Four Cariboo conservation projects and two programs were among the list of grant recipients announced by the HCTF in Fernie last Friday.

  • May. 5, 2015 7:00 a.m.

Four Cariboo conservation projects and two programs were among the list of grant recipients announced by the Habitat Conservation Trust Foundation (HCTF) in Fernie last Friday. In total, they were approved for over $300,000 in grants to support work benefitting local fish and wildlife. Approved projects include:

A $28,000 grant for the Mid-Fraser River White Sturgeon Radio Telemetry project, which tracks the movement of radio-tagged sturgeon in order to identify key habitats and better understand their migrations.

A $26,000 grant to reduce tree encroachment in grasslands and remove ingrowth from Douglas fir stands to improve mule deer range within Churn Creek Protected Area.

An $88,000 grant for the Quesnel Lake Angler Exploitation study, which is using the latest in acoustic technology to estimate the proportion of large rainbow trout, bull trout and lake trout caught in Quesnel Lake.

Maintenance of regional fisheries infrastructure, including aerators on Irish, Simon and Skulow Lakes.

Habitat enhancement activities on a number of Cariboo conservation lands, including Chilcotin Lake & Marshes and Knife Creek.

HCTF Chair Harvey Andrusak says the grant selection process is competitive and ensures that the maximum conservation benefit is achieved for the money available.

“Each year, we receive hundreds of applications requesting funding for BC conservation projects,” said Andrusak.

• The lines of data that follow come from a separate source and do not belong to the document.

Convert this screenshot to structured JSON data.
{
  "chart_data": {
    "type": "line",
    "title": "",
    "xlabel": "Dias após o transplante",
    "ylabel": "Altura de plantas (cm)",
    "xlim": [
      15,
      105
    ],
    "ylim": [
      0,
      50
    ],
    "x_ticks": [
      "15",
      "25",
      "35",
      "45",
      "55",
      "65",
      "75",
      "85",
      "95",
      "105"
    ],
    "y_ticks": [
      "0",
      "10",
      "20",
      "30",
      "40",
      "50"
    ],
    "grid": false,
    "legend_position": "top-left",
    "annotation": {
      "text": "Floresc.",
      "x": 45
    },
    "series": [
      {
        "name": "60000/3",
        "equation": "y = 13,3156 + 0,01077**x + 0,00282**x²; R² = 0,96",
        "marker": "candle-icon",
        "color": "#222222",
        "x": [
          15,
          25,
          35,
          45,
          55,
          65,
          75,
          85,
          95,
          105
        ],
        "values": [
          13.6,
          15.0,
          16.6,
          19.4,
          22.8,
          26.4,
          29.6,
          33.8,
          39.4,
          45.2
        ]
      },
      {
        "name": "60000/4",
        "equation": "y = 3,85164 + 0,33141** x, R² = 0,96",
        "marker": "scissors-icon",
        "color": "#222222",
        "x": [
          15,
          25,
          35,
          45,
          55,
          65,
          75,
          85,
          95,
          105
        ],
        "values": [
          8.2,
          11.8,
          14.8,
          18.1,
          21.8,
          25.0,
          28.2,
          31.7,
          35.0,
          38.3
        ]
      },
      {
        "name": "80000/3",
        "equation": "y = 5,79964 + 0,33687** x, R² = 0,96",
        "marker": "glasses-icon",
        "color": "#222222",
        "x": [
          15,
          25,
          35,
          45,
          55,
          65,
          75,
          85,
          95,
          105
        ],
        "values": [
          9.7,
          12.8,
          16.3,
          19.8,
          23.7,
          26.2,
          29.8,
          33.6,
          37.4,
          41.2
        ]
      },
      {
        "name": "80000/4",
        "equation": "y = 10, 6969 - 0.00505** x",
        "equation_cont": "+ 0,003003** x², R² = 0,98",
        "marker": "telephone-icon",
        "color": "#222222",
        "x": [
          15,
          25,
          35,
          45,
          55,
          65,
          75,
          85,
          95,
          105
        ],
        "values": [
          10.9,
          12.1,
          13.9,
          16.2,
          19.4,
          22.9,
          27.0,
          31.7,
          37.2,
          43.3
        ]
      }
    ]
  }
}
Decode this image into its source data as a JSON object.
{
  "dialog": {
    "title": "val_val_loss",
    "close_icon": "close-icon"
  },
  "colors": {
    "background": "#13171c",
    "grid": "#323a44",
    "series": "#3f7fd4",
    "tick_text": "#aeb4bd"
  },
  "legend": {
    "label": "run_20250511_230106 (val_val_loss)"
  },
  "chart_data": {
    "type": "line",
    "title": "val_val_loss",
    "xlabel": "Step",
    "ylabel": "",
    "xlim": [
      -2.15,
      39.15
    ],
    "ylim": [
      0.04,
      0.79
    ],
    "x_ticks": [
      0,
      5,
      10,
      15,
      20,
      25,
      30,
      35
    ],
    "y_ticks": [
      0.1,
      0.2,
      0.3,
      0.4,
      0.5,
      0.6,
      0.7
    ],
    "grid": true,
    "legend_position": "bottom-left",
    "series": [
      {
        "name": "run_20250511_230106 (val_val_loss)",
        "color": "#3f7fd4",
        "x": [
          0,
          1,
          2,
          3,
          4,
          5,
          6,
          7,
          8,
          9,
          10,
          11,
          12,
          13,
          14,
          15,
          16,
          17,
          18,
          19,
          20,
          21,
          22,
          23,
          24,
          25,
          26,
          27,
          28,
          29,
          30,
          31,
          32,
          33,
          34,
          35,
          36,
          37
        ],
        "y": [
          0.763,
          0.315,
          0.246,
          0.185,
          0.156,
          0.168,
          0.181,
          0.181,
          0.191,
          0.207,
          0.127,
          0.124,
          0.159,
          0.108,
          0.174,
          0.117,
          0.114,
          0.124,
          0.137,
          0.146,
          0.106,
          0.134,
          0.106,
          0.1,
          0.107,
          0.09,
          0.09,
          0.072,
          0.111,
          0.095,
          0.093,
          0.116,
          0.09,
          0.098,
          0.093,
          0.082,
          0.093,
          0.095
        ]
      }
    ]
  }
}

“These proposals are carefully reviewed and evaluated on their technical merit, and also their potential to make a positive difference for fish and wildlife: only the best of the best are selected for funding.”

For 2015/16, HCTF has approved 118 projects in BC: a total of $6.5 million in grants.

Most of the funding awarded comes from surcharges on fishing and hunting licences, and many of the approved projects are focused on species important to anglers and hunters.

However, a significant number of grants also go to projects benefitting whole ecosystems, species-at-risk, and environmental education programs.